The Ironman World Championship in Kailua-Kona is anyone’s race, where athletes must answer not only to the world-best competition on the day, but also to unforgiving race conditions and an all-in pressure as suffocating as the midday humidity. Still, there are a handful of athletes we’ll be watching extra closely on October 8 to drive the race-day action. (Be sure check Triathlete.com for full race-week reporting and interviews with these athletes and others.)

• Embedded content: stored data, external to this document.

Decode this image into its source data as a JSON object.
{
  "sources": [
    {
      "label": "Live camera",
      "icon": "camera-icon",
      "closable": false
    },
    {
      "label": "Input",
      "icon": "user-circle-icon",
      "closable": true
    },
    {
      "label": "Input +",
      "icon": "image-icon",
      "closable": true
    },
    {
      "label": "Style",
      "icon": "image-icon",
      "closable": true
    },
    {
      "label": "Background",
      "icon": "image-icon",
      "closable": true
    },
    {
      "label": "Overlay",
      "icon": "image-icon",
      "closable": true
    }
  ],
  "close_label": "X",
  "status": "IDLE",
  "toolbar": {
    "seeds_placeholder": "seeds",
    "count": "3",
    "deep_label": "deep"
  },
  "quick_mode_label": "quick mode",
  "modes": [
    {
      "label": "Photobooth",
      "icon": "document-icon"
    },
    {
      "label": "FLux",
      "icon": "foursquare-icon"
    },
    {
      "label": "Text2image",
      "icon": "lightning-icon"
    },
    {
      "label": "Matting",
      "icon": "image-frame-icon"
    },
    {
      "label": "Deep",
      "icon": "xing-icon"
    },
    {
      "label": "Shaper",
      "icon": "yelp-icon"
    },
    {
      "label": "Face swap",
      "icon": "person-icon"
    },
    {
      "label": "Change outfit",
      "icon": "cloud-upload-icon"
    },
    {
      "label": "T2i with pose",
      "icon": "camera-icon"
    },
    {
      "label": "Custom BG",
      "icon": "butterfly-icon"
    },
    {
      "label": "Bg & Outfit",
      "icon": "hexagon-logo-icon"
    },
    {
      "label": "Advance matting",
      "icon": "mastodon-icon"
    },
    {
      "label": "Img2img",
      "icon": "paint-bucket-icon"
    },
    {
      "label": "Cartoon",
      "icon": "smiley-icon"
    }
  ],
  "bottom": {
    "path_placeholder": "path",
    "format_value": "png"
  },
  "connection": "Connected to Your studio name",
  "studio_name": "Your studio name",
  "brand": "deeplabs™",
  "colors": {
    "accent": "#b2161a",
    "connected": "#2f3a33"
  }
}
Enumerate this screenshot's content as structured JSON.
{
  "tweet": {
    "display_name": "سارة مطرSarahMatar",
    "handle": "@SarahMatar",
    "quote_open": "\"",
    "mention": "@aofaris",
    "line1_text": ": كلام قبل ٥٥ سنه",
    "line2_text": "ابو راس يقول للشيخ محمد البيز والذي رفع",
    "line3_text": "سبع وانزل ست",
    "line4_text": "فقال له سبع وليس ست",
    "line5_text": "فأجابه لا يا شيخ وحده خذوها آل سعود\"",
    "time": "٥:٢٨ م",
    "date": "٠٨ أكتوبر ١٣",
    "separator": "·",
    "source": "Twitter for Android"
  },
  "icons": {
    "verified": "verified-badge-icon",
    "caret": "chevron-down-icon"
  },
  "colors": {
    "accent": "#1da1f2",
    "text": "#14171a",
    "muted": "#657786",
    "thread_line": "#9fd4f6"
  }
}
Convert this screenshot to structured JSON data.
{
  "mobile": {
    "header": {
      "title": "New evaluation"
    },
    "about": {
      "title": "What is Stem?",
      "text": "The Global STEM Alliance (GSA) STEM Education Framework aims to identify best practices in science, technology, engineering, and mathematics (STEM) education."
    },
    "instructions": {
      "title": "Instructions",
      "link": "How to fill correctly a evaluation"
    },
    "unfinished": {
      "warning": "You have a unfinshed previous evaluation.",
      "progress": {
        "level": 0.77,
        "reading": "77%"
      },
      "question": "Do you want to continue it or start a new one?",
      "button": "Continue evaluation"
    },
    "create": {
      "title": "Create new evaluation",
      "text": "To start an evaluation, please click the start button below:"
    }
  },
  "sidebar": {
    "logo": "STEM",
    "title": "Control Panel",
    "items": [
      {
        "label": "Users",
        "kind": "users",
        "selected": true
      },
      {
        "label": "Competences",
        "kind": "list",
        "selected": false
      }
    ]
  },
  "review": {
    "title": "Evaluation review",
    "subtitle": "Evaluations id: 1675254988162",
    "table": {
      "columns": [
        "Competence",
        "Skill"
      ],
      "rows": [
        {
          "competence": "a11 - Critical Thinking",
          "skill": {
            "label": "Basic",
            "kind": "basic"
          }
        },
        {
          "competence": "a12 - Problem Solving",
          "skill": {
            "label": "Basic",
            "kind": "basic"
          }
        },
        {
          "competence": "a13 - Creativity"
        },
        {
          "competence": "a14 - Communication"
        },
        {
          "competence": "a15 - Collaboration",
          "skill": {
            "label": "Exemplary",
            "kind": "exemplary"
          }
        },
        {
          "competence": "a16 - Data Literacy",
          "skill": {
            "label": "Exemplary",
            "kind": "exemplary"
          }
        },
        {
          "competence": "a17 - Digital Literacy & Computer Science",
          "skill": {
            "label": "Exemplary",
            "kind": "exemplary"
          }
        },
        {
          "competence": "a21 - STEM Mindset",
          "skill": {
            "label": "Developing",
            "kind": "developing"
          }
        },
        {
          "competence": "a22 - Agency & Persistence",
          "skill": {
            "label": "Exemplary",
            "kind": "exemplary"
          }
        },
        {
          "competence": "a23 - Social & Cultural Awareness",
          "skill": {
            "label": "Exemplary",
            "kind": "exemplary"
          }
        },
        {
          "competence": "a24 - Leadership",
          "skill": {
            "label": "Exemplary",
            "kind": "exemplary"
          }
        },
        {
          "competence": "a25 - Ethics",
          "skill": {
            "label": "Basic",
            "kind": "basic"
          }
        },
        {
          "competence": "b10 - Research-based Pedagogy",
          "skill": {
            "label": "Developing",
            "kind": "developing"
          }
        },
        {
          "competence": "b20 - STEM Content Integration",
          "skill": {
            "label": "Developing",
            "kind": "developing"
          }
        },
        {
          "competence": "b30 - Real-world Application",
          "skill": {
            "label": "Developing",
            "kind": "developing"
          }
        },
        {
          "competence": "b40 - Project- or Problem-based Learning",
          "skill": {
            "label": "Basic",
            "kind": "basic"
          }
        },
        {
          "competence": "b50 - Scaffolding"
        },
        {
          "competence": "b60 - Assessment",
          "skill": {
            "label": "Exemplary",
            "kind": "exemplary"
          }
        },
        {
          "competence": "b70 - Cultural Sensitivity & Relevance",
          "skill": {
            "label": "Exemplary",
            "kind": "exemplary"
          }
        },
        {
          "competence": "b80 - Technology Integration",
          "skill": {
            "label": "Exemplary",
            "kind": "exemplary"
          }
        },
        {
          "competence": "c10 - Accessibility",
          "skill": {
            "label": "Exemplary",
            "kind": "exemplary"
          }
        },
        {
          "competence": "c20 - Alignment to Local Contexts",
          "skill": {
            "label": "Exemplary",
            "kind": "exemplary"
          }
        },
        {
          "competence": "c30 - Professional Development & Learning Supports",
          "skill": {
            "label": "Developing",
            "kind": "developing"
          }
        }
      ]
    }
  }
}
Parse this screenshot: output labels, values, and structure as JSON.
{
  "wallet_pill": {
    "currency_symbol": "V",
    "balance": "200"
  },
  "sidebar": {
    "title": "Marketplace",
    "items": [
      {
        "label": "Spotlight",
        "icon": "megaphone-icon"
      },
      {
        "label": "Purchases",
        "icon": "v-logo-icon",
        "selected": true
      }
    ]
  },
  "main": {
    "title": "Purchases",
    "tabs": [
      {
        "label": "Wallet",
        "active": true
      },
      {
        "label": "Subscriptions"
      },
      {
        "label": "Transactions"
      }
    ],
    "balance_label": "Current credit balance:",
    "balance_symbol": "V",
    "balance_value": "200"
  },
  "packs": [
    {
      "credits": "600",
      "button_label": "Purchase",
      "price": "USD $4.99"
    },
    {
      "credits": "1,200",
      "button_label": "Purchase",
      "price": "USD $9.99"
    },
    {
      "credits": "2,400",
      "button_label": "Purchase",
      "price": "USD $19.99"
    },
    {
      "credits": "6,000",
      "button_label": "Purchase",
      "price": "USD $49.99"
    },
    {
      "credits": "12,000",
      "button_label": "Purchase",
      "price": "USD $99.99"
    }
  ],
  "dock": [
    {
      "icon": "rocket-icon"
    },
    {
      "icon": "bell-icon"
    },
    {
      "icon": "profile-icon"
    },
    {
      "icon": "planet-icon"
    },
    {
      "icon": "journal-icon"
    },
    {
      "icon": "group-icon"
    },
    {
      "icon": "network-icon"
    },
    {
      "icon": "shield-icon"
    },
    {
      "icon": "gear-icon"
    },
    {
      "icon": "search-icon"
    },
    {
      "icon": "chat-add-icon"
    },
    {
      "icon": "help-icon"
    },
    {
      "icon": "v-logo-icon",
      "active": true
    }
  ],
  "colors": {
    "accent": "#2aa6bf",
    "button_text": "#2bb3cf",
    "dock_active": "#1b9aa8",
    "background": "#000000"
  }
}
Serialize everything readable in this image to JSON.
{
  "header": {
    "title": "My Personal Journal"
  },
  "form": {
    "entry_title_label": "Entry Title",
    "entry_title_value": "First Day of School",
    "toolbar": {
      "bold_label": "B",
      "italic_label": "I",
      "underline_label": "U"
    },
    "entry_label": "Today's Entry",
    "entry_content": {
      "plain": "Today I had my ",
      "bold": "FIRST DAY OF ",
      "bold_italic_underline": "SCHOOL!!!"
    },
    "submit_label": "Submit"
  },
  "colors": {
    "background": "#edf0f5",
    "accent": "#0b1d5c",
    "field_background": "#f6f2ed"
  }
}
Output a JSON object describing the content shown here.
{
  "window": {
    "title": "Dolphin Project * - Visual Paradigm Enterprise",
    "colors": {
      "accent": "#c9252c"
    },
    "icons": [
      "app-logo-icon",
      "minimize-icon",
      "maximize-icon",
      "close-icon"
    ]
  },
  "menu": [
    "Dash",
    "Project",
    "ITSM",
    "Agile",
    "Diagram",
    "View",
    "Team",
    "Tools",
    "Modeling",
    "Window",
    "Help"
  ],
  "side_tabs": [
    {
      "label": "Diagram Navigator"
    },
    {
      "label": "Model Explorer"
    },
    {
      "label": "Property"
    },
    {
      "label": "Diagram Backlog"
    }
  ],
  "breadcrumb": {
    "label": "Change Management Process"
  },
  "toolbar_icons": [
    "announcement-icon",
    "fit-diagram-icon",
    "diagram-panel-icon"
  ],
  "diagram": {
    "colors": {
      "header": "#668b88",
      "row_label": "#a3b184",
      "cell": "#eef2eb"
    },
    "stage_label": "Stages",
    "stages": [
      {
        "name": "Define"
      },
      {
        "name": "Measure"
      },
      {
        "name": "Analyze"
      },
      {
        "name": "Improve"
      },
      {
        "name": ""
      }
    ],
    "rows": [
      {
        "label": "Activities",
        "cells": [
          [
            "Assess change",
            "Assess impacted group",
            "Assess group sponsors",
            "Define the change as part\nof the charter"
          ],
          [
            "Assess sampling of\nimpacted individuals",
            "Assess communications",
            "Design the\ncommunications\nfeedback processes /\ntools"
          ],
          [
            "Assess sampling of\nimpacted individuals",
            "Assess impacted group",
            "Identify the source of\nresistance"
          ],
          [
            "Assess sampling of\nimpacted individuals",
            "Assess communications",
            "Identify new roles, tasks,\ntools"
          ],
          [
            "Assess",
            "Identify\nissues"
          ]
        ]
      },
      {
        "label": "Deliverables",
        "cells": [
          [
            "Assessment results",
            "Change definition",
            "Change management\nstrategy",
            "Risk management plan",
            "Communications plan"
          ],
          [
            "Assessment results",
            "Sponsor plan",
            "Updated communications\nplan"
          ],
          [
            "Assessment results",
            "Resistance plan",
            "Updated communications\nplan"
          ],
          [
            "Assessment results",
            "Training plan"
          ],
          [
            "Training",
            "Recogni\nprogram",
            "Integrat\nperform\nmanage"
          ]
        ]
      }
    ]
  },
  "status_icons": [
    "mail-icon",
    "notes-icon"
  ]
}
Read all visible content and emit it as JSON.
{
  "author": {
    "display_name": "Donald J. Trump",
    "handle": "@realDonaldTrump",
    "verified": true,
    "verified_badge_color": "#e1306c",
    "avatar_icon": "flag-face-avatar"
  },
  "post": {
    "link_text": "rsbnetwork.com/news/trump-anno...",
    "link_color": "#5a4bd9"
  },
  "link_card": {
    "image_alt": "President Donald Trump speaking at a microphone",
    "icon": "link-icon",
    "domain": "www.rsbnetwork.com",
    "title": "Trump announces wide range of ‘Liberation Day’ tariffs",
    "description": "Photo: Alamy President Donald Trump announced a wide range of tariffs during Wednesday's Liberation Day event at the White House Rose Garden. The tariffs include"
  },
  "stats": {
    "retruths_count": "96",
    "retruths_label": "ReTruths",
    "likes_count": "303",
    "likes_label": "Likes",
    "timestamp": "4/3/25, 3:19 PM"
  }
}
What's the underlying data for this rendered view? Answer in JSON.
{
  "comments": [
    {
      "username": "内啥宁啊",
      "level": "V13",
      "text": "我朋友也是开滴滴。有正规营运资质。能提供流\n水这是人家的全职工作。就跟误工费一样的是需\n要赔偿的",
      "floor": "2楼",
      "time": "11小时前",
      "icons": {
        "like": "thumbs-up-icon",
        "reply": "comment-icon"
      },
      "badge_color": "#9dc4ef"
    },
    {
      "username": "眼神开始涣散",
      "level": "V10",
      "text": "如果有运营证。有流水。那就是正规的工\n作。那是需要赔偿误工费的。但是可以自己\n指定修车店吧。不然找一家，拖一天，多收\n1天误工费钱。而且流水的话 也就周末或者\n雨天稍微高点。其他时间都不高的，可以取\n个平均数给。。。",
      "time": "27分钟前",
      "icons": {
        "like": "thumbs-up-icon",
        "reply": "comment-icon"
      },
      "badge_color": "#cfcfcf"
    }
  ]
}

Read the men’s preview here
See the complete start list here
Daniela Ryf (SUI) In 2015 Ryf won all of her races, including the Ironman European Championship, Ironman 70.3 World Championship, Ironman World Championship and the million-dollar Triple Crown. After an extended break, she showed that she isn’t actually a machine when she DNFed with hypothermia after a non-wetsuit swim in cold temperatures in Frankfurt. But she quickly rebounded, winning Challenge Roth with the fastest time in five years, an astounding 8:22—only Chrissie Wellington has gone faster. Ryf is one of the strongest female cyclists to dominate the sport in recent years, and she is only getting faster. Compared to Mirinda Carfrae, her run may have previously been considered a weakness, but her first sub-3 marathon in Roth showed that is no longer the case. Ryf does seem to race a lot (she set a new record in Switzerland a week after Roth), although has proven to be incredibly resilient.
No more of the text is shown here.